Metropolitan police officers on duty in the City of London during clashes between police and protesters at the time of the G20 summit
Image caption Officers kettled protesters in Bishopsgate on 1 April 2009

The Metropolitan Police (Met) has won its appeal against a High Court ruling over kettling tactics used during the G20 demonstrations.

The High Court ruling had been won by Hannah McClure, a student, and Josh Moos, a campaigner for Plane Stupid.

They challenged the legality of restraint methods used against them in April 2009 when they were contained by officers in Bishopsgate.

But the Court of Appeal has now ruled against the High Court's decision.

Mr Moos said it was "a shame" the appeal judges could not see that the police were "out of control".

The High Court ruling, where officers were said to have used "unjustified force", led to a call from human rights lawyers for an "immediate change to police attitudes and tactics".

Police used the kettling tactic - where demonstrators are corralled inside police cordons and prevented from leaving - against the protesters in Bishopsgate, even though they had been peaceful.

'Imminent risk'

The Met said the kettling was necessary to keep violent demonstrators at the Royal Exchange from "hijacking" the more peaceful climate camp, attended by up to 5,000 people.

The High Court had ruled there had been no evidence of an imminent breach of the peace to justify the kettle, which was in place for more than four hours.

Image caption Demonstrators at the climate camp were kept in a tight police cordon for more than four hours

Mr Moos, who was part of a peaceful protest camp, said he had become dehydrated after being refused permission to leave.

When the police announced an appeal they made it clear the judgement did not outlaw kettling, and containment tactics would continue to be used "to prevent serious disorder and violence".

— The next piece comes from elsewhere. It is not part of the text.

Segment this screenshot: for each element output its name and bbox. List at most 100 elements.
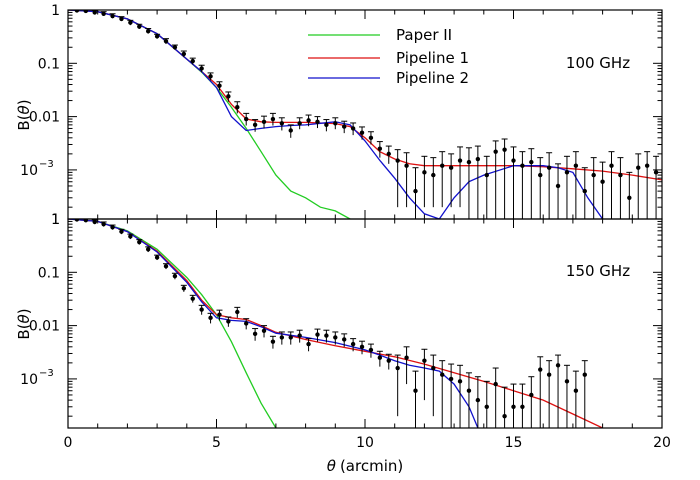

The Master of the Rolls Lord Neuberger, sitting in the Court of Appeal with Lord Justice Hughes and Lord Justice Sullivan, ruled against the High Court decision.

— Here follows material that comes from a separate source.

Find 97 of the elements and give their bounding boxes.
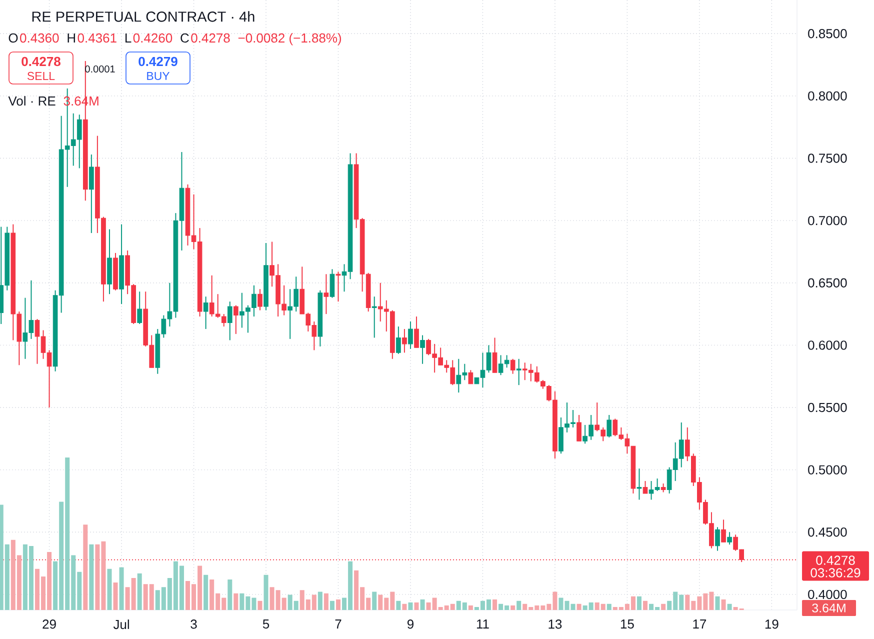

In his ruling, Lord Neuberger said the Met's appeal was being allowed because the Divisional Court (High Court) had "applied the wrong test when assessing whether there was an imminent risk of breach of the peace".

Rather than assessing the "reasonableness" of the view taken by the officer in charge on the day, the High Court judges had formed their own view, the Court of Appeal heard.

"Even if they decided that (the officer's) view was unreasonable, there was no valid basis for reaching such a decision," said Lord Neuberger.

The decision to contain the crowd of protesters at the climate camp was justifiable because of fears of the serious risk of them being joined by "dispersing demonstrators from another substantial crowd" which had been seriously violent and disorderly, the court heard.

Keith Vaz, chairman of the Commons Home Affairs Select Committee, welcomed the verdict, saying: "As the August riots and student protests highlighted last year, in order to appropriately respond to a situation of disorder, police must have available to them a wide array of tactics."

He said clear parameters were needed so that in the future both protesters and police officers know when kettling methods would be used.